«Migliaia di persone fuggono da guerre, violenza, persecuzioni, povertà, perchè cercano un futuro migliore e inseguono un sogno che spesso si trasforma in incubo, durante quei viaggi che finiscono in tragedia nel nostro mare Mediterraneo. La nostra risposta non può che essere quella della responsabilità e della solidarietà». Così dice all’Agenzia Fides padre Bruno Ciceri, sacerdote scalabriniano e Direttore internazionale dell’organizzazione «Stella maris» (ex Apostolato del mare) in concomitanza con la cerimonia che oggi vedrà ad Augusta il relitto del naufragio del 18 aprile 2015, diventare un «Giardino della memoria».
Padre Ciceri ricorda che il «Barcone», affondato, causò la morte di oltre mille migranti; nel 2016 è stato recuperato dal mare dal Governo italiano per compiere il possibile riconoscimento dei cadaveri rimasti intrappolati al suo interno.
Dopo essere stato esposto alla Biennale d’Arte di Venezia nel 2019, per una funzione artistica, il relitto diventa ora un monumento e assume il ruolo principale di «pungolo delle coscienze, di simbolo di tutte le tragedie, conosciute e non, che hanno riguardato uomini, donne e bambini costretti ad abbandonare le proprie terre per cercare una vita migliore».
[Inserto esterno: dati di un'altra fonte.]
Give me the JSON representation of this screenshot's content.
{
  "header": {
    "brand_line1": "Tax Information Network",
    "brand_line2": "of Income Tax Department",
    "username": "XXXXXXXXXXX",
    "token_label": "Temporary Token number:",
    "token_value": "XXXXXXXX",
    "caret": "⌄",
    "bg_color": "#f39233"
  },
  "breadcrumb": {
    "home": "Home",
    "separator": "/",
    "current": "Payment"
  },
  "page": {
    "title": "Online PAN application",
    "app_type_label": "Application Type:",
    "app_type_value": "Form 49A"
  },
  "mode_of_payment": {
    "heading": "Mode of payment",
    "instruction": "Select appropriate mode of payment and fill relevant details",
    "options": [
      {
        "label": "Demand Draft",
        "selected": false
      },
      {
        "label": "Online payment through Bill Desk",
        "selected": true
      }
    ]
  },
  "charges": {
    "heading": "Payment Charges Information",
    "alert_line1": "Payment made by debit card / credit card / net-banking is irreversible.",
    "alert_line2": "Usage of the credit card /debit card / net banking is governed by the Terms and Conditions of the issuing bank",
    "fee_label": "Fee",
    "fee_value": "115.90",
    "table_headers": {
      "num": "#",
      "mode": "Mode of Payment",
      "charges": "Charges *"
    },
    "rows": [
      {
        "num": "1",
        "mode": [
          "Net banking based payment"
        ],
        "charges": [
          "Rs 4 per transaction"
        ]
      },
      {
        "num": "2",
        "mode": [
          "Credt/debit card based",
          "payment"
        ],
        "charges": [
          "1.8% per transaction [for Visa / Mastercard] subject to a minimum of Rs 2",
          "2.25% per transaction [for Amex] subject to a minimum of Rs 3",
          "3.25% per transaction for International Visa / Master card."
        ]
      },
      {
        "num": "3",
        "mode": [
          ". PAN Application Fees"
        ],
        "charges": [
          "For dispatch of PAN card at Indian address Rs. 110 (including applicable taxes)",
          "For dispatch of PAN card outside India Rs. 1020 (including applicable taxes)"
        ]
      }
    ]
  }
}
La cerimonia del 13 giugno avrà un carattere interreligioso, ripercorrendo la storia del relitto e anche il significato dell’accoglienza. Sarà poi inserita all’interno dei festeggiamenti della Madonna della Stella Maris con la celebrazione dell’Eucarestia, mentre a conclusione sarà svelata una grande croce posta vicino al Barcone.
Sul fenomeno delle migrazioni, padre Ciceri nota a Fides: «E' un fenomeno complesso che caratterizza i nostri tempi, per cui non esistono facili ricette. Il mondo è globalizzato e le popolazioni più povere vedono e sognano lo stile di vita dell’occidente agiato. Oggi fenomeni come una siccità o una dittatura in nazioni lontane si ripercuotono sull'Europa e hanno un impatto sui flussi migratori».
«I governi europei e tutti noi cittadini siamo responsabili di quanto accade nel mare Mediterraneo e siamo chiamati a fare tutto il possibile evitare tragedie e per salvare vite umane, secondo i quattro verbi che ha suggerito Papa Francesco: accogliere, proteggere, promuovere e integrare», rimarca il Direttore.
Infine, conclude, «la Chiesa, nei paesi di partenza, in quelli di transito e in quelli di destinazione ha un ruolo importante: educare le coscienze al rispetto della dignità umana, combatter la paura dello straniero, promuovere l’accoglienza dell’altro, secondo il Vangelo».